In such a confined space, much of that heat washed back against Lotus. Instead of hurting her, it rejuvenated, healing the bruises and filling her with energy. She might not be the source of this flame, but the heat itself was nourishment. 
The door melted away into a pool of liquid metal, leaving the vault's contents unprotected. Most of them vanished in little puffs of ash and smoke, consumed. One resisted a little longer—Luna's journal, blackening around the edges, before the flames washed over it. A burst of pony magic emerged, a little blue spark—then it too was gone.
The shelves crumbled, the stone behind hardened to glass.
Finally, the flames went out. It took Lotus a moment for her eyes to adjust. When her sight returned, it was just in time to see Searing pawing at the ash, brushing away the wreckage of the lesser artifacts entombed with her phylactery. 
Lotus already knew the book could not burn. She scooped it up in her magic, shaking off the dust and debris. "You cannot possibly imagine what I suffered, shadow. Confined to these pages, without body. Time was an endless agony, without beginning of days or end of years."
Lotus nodded once. "It didn't have to be this way. It still doesn't. Leave Equestria alone. Rebuild with your own kind. There's no reason anyone has to burn."
She spun rapidly in the tunnel, not quite wide enough to hold her. Searing's tail sliced through stone where it passed, the arc of a plasma tip of limitless heat.
"Do not speak after the manner of ponies, shadow. You are not one of them. Whatever lies they told you, whatever promises they made, they will always break them. Their kindness is the thin film of ice on a mountain lake. Step too hard, and it will shatter. Every word he says is a lie. His professions of love are empty. When he says he'll never leave—just wait until he sees your foal. He'll flee then, call you a monster. He was practically begging to see it come true."

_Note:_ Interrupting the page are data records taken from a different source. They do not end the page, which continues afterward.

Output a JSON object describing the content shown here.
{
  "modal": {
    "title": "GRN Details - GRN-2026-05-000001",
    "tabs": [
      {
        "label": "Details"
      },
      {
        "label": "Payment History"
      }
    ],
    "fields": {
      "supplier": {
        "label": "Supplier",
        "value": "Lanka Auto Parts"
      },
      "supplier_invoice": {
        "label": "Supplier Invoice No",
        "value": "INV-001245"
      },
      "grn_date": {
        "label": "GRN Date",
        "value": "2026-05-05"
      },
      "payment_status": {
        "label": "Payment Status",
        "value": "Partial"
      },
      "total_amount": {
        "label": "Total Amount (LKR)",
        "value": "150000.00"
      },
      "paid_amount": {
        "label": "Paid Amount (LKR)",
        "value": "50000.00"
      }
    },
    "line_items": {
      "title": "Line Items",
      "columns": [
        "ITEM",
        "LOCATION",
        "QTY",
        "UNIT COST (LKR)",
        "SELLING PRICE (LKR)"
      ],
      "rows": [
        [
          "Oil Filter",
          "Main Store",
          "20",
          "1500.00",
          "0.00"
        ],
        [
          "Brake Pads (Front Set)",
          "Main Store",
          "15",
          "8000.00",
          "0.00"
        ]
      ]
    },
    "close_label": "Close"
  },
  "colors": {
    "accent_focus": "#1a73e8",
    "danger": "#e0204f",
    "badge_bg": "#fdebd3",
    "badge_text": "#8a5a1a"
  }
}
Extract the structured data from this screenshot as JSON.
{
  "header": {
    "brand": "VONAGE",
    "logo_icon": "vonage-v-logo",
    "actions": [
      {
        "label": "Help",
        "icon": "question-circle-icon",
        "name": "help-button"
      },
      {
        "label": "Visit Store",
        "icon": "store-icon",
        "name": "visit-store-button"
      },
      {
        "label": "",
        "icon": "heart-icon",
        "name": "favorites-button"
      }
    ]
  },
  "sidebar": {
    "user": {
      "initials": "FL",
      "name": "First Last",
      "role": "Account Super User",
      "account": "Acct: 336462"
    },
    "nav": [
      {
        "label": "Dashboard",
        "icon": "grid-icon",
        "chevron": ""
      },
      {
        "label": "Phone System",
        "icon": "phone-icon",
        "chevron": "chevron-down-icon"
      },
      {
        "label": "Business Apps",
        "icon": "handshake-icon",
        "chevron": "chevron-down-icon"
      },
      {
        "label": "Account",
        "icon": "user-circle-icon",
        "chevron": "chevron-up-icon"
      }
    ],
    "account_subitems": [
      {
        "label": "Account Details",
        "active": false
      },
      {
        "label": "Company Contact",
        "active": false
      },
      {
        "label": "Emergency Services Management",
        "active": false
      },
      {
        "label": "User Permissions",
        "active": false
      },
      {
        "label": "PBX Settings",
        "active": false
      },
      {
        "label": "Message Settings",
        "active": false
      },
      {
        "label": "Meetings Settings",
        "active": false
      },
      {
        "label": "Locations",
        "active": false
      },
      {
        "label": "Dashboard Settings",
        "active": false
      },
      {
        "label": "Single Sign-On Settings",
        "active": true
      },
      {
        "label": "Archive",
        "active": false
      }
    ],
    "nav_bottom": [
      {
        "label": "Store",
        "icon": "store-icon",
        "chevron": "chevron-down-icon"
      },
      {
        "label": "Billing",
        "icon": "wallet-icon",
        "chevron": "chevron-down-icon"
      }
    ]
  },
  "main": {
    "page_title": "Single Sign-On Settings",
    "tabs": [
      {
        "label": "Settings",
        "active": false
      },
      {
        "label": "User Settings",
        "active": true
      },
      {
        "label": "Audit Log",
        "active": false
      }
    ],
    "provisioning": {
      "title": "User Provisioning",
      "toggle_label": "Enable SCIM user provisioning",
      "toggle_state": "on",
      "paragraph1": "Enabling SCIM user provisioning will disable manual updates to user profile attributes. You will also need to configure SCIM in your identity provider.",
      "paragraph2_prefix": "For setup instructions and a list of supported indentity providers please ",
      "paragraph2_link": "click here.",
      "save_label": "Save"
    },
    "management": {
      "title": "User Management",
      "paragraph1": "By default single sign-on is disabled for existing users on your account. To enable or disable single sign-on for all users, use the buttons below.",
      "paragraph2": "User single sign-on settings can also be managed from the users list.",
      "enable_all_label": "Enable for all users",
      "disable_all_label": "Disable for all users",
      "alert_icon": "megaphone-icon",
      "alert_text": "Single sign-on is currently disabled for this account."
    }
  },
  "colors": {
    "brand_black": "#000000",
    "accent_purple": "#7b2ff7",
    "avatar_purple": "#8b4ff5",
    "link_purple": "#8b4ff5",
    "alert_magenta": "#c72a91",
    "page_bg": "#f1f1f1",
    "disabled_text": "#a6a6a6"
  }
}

Lotus glared back. "Iron won't do that. I know he cares; I can feel it. He doesn't think I'm a monster."
"Iron?" The Nirik recoiled, terrible heat finally dimmed. For an instant, Lotus almost thought she saw sympathy on that flaming face. "My other half cast a sharper shadow than I could have imagined."
She held the book before her, against one of the other vault doors—then she blasted it. This wave was bright white instead of blue. The metal remained untouched—but the book vanished to cinders in an instant. Faint echoes of laughter drifted through the hallway, before finally fading.
"You cannot serve me yet, Lotus. You have not yet understood them as I do. This village is the same—they forget what ponies have done to us. Now their illusions are gone, and their secrecy will soon follow. They will learn. When they do, they will gallop to my throne, begging for forgiveness. And I will grant it, graciously. I will offer you the same. When you know ponies as I do, I will not need to compel your service. You will be eager to burn them, because they deserve it."
Light filled the empty hall, overwhelming even Lotus's Nirik senses. When it was gone, Lotus stood alone in the scorched ruin, with only Searing Gale's final words for company.